Another truth is that some of your disaster planning may fall through before the big event. Despite your best efforts, neighbors may not be available, for example, or flood or fire evacuation routes might be congested or made impassable by blowing smoke or rising floodwaters. It is best to develop multiple contingency plans over time, so that when some of them fail, you know how to react to protect your family and farm.
While thinking about an emergency can cause fear and anxiety, a little discomfort now can prevent overwhelming loss down the road. Being prepared for every possible scenario just isn’t possible. Some events are so random or catastrophic, most disaster planning won’t be effective. Start by planning for what’s most common in your region, and you’ll be best prepared for the majority of things that can, and do, go wrong.

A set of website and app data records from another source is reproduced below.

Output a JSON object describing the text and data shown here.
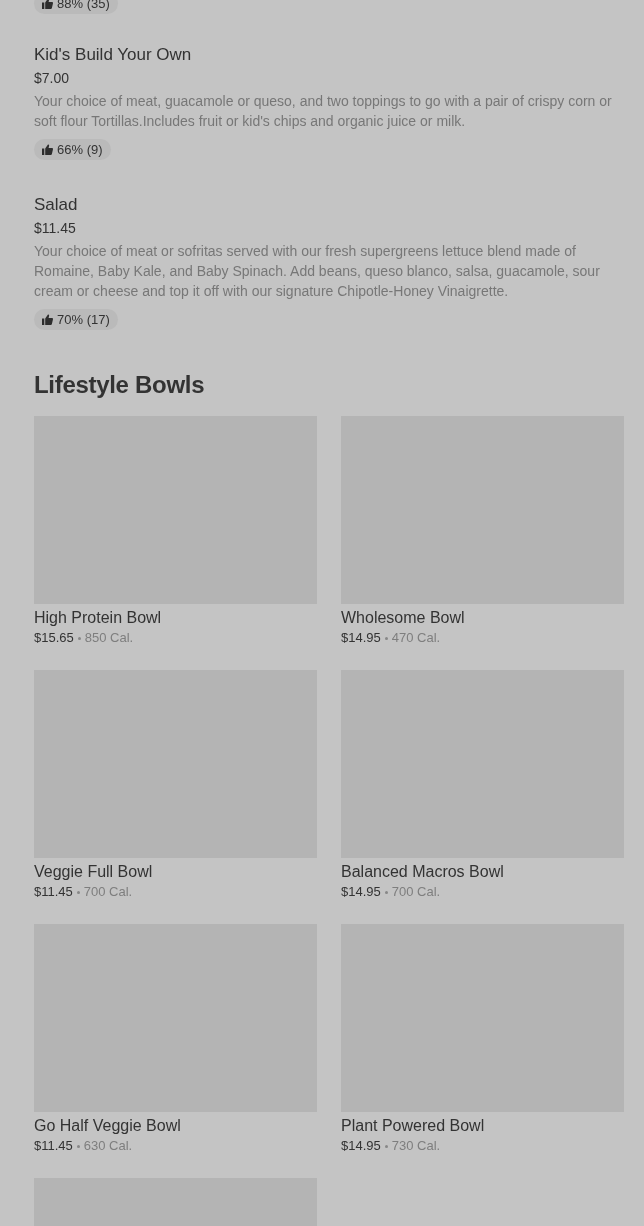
{
  "menu_items": [
    {
      "badge": "88% (35)",
      "partial": true
    },
    {
      "name": "Kid's Build Your Own",
      "price": "$7.00",
      "description": "Your choice of meat, guacamole or queso, and two toppings to go with a pair of crispy corn or soft flour Tortillas.Includes fruit or kid's chips and organic juice or milk.",
      "badge": "66% (9)"
    },
    {
      "name": "Salad",
      "price": "$11.45",
      "description": "Your choice of meat or sofritas served with our fresh supergreens lettuce blend made of Romaine, Baby Kale, and Baby Spinach. Add beans, queso blanco, salsa, guacamole, sour cream or cheese and top it off with our signature Chipotle-Honey Vinaigrette.",
      "badge": "70% (17)"
    }
  ],
  "section": {
    "title": "Lifestyle Bowls",
    "cards": [
      {
        "kind": "full",
        "name": "High Protein Bowl",
        "price": "$15.65",
        "calories": "850 Cal."
      },
      {
        "kind": "full",
        "name": "Wholesome Bowl",
        "price": "$14.95",
        "calories": "470 Cal."
      },
      {
        "kind": "full",
        "name": "Veggie Full Bowl",
        "price": "$11.45",
        "calories": "700 Cal."
      },
      {
        "kind": "full",
        "name": "Balanced Macros Bowl",
        "price": "$14.95",
        "calories": "700 Cal."
      },
      {
        "kind": "full",
        "name": "Go Half Veggie Bowl",
        "price": "$11.45",
        "calories": "630 Cal."
      },
      {
        "kind": "full",
        "name": "Plant Powered Bowl",
        "price": "$14.95",
        "calories": "730 Cal."
      },
      {
        "kind": "image-only"
      }
    ]
  }
}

The flood of 2011 left my family disorganized, yet thankful. Our animals came back home with just one casualty — the loss of the pregnant goat, who left behind a beautiful female kid. While there were many things we could have done differently, we will have more opportunities to try again. The Missouri River is fickle, and we expect it to rise and fall each year. If anything was gained from the frantic packing, sleepless nights, and dread of the inevitable, it was this: We realize that a very small hobby farm is the most we want to take on right now. The responsibility — and joy — is sufficient for our simple lives.
Born and raised in a small Nebraska town, Linsey Knerl is a homeschooling mother of five who enjoys blogging and working hard on her 3 1/2-acre Nebraska homestead.